Aún hay lectores que le ponen reparos, sobre todo éticos. Por ejemplo, que las obras deben pasar un filtro de calidad. Es cierto que muchas de las autoeditadas son malas, como también lo es que hay casi tantas editoriales como poros tiene el filtro y que cada obra puede pasar por alguno: si no la aceptan en una editorial, hay otras. No prejuzgar es lo que hace un buen lector. Y el escritor, aparte de honestos consejeros literarios, debería tener reparos que no fueran de ese tipo. A veces publica en la editorial de un amigo o de un contacto o entabla una relación cordial con su editor, si ya tiene alguno. Y eso, desde el rigor ético al que algunos apelan, no distaría mucho de la autoedición. 

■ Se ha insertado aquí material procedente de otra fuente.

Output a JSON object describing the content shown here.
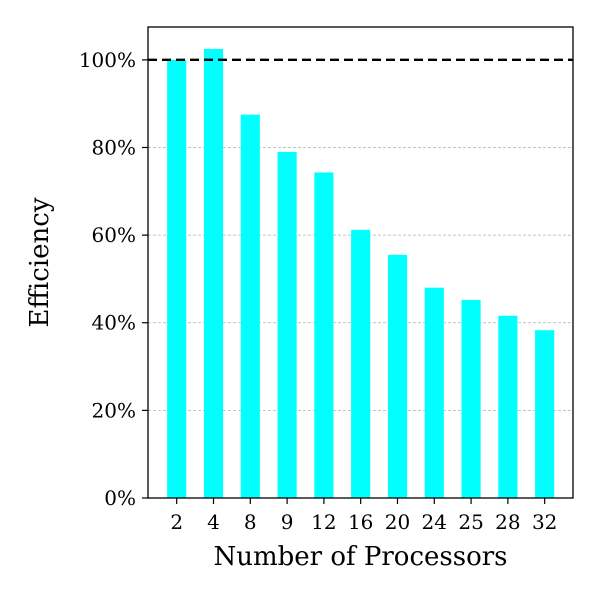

Las otras objeciones suelen ser económicas, algo así como que un autor, para publicar, no tendría que poner dinero de su bolsillo. Me pregunto si el no autoeditado paga en cierto modo cuando, por ejemplo, ha de costearse los gastos de hotel y desplazamiento en las presentaciones de su libro, cosa habitual en las editoriales pequeñas. Lo hará por compromiso con su editor o por vanidad o por gusto, pero siempre con la misma libertad que un autoeditado gasta su dinero en lo que estima oportuno. Este último, además, en un mismo nivel de ventas, suele obtener mayores beneficios que el otro. Distinto es que existan empresas de autoedición que hacen falsas promesas (en realidad, no las hacen, está todo explicado en sus contratos) y acaparan la ilusión de autores primerizos. Como en todo, hay que saber arrimarse a buen árbol.

2.5.20

III

Me preocupa mi ausencia de mitomanía. Algo tendré de ella, pero muy poco. Pensándolo bien, mis padres no son nada mitómanos, ni mi hermano. No se ha respirado eso en casa. He comprobado que de padres mitómanos salen hijos mitómanos. A veces se ve de forma evidente, aunque no en otras ocasiones, porque el hijo, por ejemplo, adora a Bob Dylan o a Enrique Bunbury y, sin embargo, a sus padres esa admiración les parece algo muy raro, no la entienden. Pero la clave está en que ellos son muy creyentes, adoran a un dios, que es otra forma de mitomanía. Y eso se respira en casa; aunque el hijo salga ateo, necesita otros dioses. En España se ve claramente con los nacidos en los 70, cuando aún había padres bastante creyentes y explotan los grandes iconos del pop y del rock que les acompañarán en la adolescencia y la juventud durante dos décadas. Con los nacidos en los 80, como es mi caso, no suele pasar lo mismo, pese a ser sólo una década de diferencia. Los padres, en un clima colectivo de libertad como el de entonces, ya no eran tan creyentes, ni tampoco muy mitómanos porque a su vez sus padres no lo habían sido. Los míos me dejaron prácticamente al borde del nihilismo.